Let \(A_k\) be the event that the first crossing of level \(\alpha\) by \(|S_j|\) occurs at time \(k\), i.e., \[ A_k=\{\omega\in \Omega: |S_k(\omega)|\ge \alpha,\mbox{ } |S_j(\omega)|<\alpha, \mbox{ }\mbox{ }j=1,\ldots,k-1\}\in \sigma(X_1,\ldots,X_k), \] and let \[ A=\left\{\max_{1\le j\le n}\{|S_j|\ge \alpha\} \right\}= \biguplus_{k=1}^n A_k. \]
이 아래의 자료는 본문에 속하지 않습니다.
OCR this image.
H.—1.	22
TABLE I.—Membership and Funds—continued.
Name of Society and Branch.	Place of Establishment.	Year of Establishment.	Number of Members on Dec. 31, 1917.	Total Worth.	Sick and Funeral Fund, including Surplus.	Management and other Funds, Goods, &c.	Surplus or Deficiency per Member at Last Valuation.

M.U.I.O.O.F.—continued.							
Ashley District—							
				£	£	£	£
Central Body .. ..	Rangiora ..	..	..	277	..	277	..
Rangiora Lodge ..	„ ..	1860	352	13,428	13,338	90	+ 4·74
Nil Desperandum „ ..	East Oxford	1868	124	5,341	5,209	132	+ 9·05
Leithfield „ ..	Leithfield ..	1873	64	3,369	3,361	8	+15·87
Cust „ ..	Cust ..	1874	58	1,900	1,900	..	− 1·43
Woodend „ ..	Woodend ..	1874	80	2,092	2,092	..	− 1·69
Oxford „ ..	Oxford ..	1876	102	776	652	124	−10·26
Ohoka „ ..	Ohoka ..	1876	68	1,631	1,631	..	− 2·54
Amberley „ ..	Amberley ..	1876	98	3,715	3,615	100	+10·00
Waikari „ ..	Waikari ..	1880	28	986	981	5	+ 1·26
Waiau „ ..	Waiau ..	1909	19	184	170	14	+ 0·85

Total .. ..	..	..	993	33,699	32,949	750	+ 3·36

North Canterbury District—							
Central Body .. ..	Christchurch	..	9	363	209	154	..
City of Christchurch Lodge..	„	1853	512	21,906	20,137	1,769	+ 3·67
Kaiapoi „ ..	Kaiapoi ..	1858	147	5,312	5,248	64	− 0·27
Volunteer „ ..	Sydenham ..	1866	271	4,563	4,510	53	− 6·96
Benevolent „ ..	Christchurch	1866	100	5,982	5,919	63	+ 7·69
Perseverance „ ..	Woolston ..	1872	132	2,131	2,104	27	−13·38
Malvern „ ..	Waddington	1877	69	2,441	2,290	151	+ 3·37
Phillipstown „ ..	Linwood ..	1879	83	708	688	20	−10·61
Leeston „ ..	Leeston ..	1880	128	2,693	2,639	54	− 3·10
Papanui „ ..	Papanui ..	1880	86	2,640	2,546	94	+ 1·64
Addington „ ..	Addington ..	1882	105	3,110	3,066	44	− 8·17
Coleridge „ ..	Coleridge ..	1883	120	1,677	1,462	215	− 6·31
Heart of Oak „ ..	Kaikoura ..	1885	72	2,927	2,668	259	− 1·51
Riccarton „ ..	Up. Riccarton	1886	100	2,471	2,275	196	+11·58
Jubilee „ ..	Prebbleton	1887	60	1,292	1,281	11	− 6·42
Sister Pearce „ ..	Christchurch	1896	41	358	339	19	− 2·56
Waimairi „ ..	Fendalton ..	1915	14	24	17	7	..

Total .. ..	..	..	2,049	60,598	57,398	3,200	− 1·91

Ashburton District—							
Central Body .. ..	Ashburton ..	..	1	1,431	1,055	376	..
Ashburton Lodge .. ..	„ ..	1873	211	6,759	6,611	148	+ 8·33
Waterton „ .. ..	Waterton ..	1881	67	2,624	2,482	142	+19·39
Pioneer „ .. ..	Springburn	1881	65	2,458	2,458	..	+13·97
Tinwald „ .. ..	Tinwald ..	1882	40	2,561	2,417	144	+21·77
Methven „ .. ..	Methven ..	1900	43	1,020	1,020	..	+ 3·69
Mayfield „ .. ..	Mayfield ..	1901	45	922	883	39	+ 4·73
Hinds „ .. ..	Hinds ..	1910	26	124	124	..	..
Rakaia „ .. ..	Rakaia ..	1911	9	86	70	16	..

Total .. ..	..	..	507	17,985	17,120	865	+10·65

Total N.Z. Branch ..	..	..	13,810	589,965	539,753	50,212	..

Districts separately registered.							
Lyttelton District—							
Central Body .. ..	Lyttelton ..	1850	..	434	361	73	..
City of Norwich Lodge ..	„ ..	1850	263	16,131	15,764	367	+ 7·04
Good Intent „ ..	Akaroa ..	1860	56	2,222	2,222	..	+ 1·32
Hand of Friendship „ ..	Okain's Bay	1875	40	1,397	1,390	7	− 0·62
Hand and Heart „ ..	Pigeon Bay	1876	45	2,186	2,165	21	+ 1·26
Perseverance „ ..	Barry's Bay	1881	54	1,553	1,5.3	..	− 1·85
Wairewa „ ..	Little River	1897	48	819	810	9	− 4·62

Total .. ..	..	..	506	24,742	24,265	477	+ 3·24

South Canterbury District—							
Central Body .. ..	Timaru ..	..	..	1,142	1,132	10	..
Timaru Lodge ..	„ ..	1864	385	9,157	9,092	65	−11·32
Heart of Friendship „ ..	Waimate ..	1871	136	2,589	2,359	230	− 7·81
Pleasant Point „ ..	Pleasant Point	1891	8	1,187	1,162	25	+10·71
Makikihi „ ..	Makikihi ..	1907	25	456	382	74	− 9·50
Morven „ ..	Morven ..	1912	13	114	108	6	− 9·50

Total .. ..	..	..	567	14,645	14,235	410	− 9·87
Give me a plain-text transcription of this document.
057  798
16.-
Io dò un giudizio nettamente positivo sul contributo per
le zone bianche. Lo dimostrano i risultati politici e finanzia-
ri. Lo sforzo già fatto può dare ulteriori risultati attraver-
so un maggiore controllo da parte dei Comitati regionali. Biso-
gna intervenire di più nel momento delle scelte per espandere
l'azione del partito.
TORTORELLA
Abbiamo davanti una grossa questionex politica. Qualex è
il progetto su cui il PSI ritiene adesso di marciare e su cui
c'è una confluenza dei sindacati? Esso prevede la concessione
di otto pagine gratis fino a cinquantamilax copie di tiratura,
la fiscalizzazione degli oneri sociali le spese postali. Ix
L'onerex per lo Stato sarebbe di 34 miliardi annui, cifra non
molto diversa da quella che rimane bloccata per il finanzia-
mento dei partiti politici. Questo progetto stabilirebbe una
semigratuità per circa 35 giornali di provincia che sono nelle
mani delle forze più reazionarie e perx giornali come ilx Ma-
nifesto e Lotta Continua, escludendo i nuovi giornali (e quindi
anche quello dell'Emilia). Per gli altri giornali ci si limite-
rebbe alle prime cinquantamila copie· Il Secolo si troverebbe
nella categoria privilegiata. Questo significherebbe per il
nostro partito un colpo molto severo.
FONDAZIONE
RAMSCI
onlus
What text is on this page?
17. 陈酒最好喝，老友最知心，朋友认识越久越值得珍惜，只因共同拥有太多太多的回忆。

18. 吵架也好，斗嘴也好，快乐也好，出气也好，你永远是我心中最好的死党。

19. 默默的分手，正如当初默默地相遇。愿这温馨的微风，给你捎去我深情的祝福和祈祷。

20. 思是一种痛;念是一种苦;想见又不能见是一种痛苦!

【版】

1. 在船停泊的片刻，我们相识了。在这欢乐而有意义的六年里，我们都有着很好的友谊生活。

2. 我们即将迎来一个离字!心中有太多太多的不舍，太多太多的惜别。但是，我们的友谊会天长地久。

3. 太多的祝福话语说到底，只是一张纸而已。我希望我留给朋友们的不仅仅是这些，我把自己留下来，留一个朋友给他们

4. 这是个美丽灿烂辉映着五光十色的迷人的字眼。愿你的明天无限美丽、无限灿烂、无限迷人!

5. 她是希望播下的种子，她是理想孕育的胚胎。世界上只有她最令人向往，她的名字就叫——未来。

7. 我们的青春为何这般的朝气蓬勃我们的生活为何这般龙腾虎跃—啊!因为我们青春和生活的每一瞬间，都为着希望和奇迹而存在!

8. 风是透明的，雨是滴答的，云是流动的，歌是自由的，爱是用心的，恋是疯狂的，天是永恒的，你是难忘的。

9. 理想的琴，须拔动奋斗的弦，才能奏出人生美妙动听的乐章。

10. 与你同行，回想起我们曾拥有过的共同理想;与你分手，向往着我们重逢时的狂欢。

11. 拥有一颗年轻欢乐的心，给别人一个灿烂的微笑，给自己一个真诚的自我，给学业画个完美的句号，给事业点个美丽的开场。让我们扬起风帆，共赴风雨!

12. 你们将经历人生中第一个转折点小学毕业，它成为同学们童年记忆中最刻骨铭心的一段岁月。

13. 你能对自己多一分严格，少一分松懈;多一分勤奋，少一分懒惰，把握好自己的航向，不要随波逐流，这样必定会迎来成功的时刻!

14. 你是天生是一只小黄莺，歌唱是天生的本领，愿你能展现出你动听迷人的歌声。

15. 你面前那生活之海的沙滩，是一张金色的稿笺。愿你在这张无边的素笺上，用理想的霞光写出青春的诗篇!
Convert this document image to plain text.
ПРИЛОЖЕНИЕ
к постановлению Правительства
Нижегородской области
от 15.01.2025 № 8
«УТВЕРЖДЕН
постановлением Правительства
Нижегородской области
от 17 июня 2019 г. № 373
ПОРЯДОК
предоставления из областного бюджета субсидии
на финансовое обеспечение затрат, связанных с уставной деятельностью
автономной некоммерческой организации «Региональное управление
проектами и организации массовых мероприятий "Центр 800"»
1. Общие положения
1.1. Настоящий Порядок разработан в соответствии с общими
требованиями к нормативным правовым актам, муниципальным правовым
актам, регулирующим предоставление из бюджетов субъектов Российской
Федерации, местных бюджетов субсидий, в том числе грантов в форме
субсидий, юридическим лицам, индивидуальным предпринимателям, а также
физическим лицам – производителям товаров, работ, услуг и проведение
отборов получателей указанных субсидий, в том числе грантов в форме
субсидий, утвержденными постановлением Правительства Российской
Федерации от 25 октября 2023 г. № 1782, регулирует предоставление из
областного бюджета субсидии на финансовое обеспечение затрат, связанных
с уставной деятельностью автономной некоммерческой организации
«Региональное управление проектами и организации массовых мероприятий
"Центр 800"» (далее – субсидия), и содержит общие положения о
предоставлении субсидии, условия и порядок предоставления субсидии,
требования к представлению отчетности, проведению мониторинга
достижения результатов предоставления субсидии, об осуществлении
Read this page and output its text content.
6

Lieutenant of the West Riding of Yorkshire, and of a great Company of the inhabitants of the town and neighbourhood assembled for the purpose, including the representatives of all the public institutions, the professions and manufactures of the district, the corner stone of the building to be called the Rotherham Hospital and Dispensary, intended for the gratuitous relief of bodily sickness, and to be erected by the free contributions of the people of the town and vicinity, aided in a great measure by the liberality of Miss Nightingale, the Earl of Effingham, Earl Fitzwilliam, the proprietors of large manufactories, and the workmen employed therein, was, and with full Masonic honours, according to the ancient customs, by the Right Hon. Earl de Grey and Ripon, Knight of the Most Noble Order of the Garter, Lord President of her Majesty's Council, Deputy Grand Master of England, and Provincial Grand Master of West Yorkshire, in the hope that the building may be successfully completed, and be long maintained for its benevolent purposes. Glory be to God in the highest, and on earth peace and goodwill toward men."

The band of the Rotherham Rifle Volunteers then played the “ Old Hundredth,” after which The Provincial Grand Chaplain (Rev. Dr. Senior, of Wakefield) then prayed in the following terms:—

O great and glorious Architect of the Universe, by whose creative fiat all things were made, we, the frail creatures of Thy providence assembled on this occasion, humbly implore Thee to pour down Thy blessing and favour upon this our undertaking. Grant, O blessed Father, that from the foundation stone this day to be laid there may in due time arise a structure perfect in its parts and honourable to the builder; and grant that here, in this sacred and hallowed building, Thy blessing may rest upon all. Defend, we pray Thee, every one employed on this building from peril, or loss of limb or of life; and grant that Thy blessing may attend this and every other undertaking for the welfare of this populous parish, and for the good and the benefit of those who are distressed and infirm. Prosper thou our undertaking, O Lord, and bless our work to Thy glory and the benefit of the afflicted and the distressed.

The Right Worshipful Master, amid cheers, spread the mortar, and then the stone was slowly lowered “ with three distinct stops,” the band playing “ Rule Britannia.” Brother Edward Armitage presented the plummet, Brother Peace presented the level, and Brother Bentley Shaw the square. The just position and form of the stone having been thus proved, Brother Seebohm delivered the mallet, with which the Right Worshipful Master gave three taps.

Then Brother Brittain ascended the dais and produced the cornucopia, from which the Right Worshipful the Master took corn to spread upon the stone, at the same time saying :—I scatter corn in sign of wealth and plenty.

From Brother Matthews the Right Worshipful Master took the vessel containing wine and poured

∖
Then, \[\begin{eqnarray*} \text{Var}(S_n)=E(S_n^2)&\ge&\int_A S_n^2\mbox{ }dP=\sum_{k=1}^n \int_{A_k}S_n^2\mbox{ }dP\\ &=& \sum_{k=1}^n\int_{A_k}[S_k+(S_n-S_k)]^2\mbox{ }dP =\sum_{k=1}^n\int_{A_k}[S_k^2+2S_k(S_n-S_k)+(S_n-S_k)^2]\mbox{ }dP\\ &\ge& \sum_{k=1}^n\int_{A_k}[S_k^2+2S_k(S_n-S_k)]\mbox{ }dP=\sum_{k=1}^n\int_{A_k}S_k^2\mbox{ }dP+ 2\sum_{k=1}^n\int_{A_k}S_n(S_n-S_k)\mbox{ }dP. \end{eqnarray*}\] But, \(S_nI_{A_k}=I_{A_k}\sum_{i=1}^kX_i\) is a measurable function of \(X_1,\ldots,X_k\), and \(S_n-S_k\sum_{i=k+1}^n X_i\) is a measurable function of \(X_{k+1}\ldots,X_n\). So, \(S_kI_{A_k}\) and \(S_n-S_k\) are independent random variables.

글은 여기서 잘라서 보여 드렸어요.